Fallen cycling hero Lance Armstrong personally apologised to staff members of the Livestrong cancer charity ahead of his much anticipated interview with talk show diva Oprah Winfrey.

“Lance came to the Livestrong Foundation’s headquarters today for a private conversation with our staff and offered a sincere and heartfelt apology for the stress they’ve endured because of him,” Livestrong spokeswoman Rae Bazzarre told AFP yesterday.

She added that Armstrong — a cancer survivor who founded the charity in 1997 — urged Livestrong staffers “to keep up their great work fighting for people affected by cancer.”

Journalists staked out Armstrong’s home in Austin earlier Monday ahead of his interview with Winfrey, during which the disgraced cyclist is reportedly planning to admit to doping.

For years he has repeatedly denied taking performance enhancing drugs to win the Tour de France and other big cycling events.

Reporters, photographers and TV crews took up positions Monday across the street from Armstrong’s opulent Austin home, which is surrounded by an eight-foot-high (2.4-meter) stone wall.

The interview with Winfrey is scheduled to be taped at Armstrong’s home on Monday and is to air on her OWN cable network on Thursday.
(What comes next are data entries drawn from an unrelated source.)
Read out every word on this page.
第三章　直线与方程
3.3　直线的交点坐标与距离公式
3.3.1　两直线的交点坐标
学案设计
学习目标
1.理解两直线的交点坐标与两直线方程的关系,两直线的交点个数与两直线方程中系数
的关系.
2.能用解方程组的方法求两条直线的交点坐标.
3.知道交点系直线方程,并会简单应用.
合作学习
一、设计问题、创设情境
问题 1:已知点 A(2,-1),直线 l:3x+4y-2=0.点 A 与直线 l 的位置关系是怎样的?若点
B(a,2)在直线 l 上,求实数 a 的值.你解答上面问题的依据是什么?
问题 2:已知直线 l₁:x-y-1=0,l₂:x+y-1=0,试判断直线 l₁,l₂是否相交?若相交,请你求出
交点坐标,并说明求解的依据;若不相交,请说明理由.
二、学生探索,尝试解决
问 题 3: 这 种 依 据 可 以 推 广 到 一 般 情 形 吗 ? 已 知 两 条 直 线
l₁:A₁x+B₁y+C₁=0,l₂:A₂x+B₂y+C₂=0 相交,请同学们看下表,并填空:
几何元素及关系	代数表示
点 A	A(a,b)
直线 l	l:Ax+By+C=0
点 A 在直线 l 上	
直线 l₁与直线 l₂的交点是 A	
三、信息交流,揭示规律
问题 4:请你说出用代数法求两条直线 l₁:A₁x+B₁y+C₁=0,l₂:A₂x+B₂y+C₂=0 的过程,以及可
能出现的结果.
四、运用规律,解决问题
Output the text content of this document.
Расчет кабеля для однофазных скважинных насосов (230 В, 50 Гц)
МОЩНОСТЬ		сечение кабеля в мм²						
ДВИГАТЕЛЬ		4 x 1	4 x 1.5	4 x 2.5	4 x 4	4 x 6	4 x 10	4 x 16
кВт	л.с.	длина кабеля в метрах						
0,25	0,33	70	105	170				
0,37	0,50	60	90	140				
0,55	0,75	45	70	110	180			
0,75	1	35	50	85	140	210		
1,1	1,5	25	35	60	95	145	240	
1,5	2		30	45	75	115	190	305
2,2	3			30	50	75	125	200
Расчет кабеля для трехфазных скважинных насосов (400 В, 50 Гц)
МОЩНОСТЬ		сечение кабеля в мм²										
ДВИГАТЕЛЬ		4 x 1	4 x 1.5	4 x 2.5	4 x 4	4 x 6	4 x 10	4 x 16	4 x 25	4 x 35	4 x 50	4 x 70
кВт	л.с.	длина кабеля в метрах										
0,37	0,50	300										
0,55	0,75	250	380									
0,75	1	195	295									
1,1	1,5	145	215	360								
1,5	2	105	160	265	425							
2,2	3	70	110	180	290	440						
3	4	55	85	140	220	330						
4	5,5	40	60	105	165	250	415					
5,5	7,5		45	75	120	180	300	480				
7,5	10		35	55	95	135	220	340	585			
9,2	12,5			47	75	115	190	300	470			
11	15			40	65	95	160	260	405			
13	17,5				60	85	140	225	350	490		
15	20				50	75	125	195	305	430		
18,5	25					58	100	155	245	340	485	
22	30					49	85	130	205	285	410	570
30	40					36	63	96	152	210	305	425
It will also be streamed on its Web site (www.own.tv).

The announcement that Armstrong had agreed to an interview has sparked widespread speculation that he might finally confess to being a drug cheat after years of strenuous denials.

According to USA Today , Armstrong plans to confess in the interview to doping throughout his career, but will not go into great detail about specific cases and events.

It will be Armstrong’s first interview since he was stripped in October of his seven Tour de France titles after the US Anti-Doping Agency (USADA) said he helped orchestrate the most sophisticated doping programme in sports history.